Operação Lava-Jato: os reflexos do deslocamento da competência para a Justiça Eleitoral


Contexto histórico
Em meio a deflagração da 51ª fase da Operação Lava-Jato, o ilustre Ministro Marco Aurélio Mello, proferiu decisão em que declinou a competência do Supremo Tribunal Federal para a primeira instância da Justiça do Estado do Rio de Janeiro, em que o atual Deputado Federal Pedro Paulo Carvalho Teixeira estava sendo investigado pelos crimes de corrupção ativa, corrupção passiva, ocultação de bens ou valores provenientes de crime e evasão de divisas.
Segundo consta do voto do Ministro, os fatos sob investigação foram supostamente praticados durante o ano de 2010, período em que Pedro Paulo Carvalho ocupava o cargo de deputado estadual, bem como que os valores auferidos ilegalmente eram destinados à campanha da Prefeitura do Rio de Janeiro, razão pela qual a Suprema Corte não detinha competência para investigação e julgamento.
Inconformada, a Defesa do deputado agravou da decisão, buscando que a investigação fosse mantida no Supremo Tribunal Federal, pois os fatos não correspondiam à campanha para prefeitura do município do Rio de Janeiro, mas sim à reeleição de Pedro Paulo ao cargo de deputado federal. Alternativamente, afirmaram que os delitos possuíam conotação eleitoral, postulando a remessa do presente inquérito para a Justiça Eleitoral, detentora da competência especializada e crimes conexos.

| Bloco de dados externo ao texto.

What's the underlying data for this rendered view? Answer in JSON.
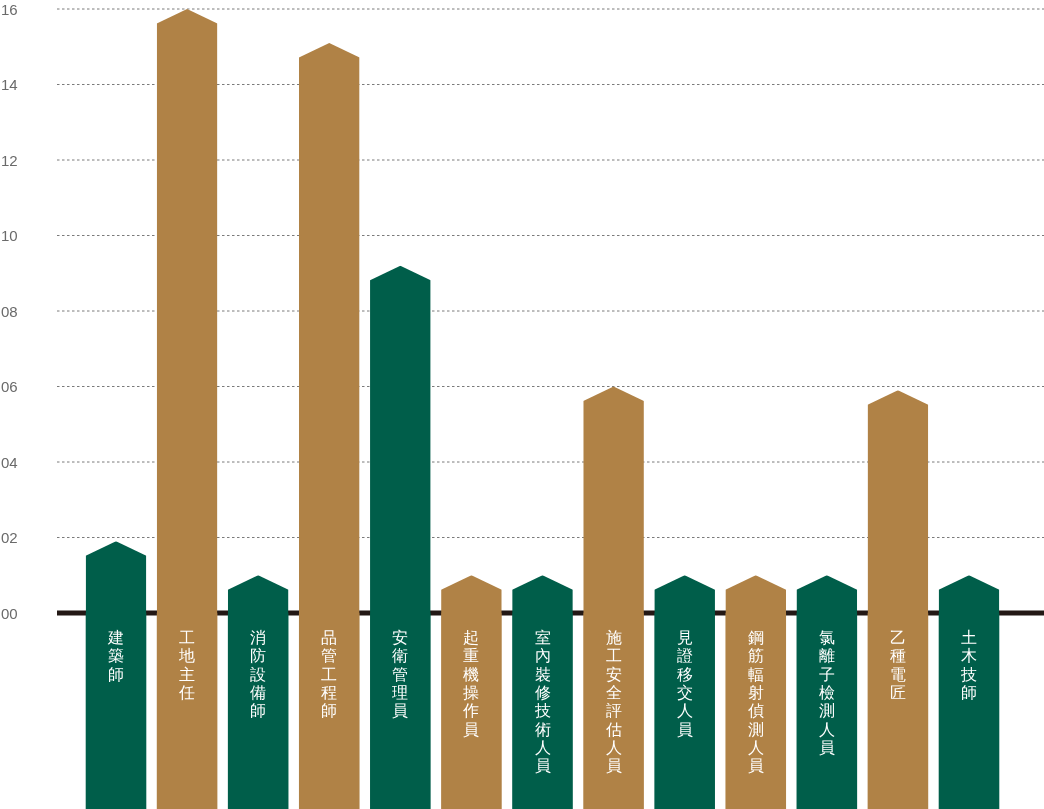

E foi assim, nesse contexto jurídico-político, que o Supremo Tribunal Federal foi incitado a analisar se a Justiça Eleitoral seria a justiça competente para julgamento dos crimes comuns quando em conexão com delitos eleitorais.
Definindo a competência criminal
Na seara criminal, o Código de Processo Penal em seu art. 69 estipula quais serão os critérios para a fixação da competência, quais sejam: lugar da infração, domicílio ou residência do réu, natureza da infração, distribuição, conexão ou continência, prevenção e prerrogativa de função.
Doutrinariamente, de forma mais abstrata, a divisão é feita em competência ratione persona (quanto à pessoa), ratione materiae (quanto à matéria) e ratione loci (quanto ao local da infração).
AVENA (p. 621, 2017) esclarece que tais critérios são os principais, existindo ainda o alternativo ou facultativo (domicílio ou residência do réu), e também critérios secundários, quais sejam: prevenção, normas de organização judiciária, distribuição e conexão/continência.
Essa divisão transparece a ordem de observância dos critérios, isto é, apenas serão observados os critérios alternativo ou facultativo e os secundários quando os principais forem insuficientes para a determinação da competência (AVENA, p. 623, 2017).
Contudo, importante notar que os critérios de conexão e continência independem dessa análise, já que são elementos modificadores de uma competência anteriormente estabelecida. Nesse cenário é que se deu o conflito decidido pelo STF, análise quanto ao critério de conexão. Como já dito, a conexão modifica a competência anteriormente estipulada.
No entanto, a partir dessa conclusão, surge uma nova celeuma: Mas e quando os crimes conexos se diferem quanto à matéria?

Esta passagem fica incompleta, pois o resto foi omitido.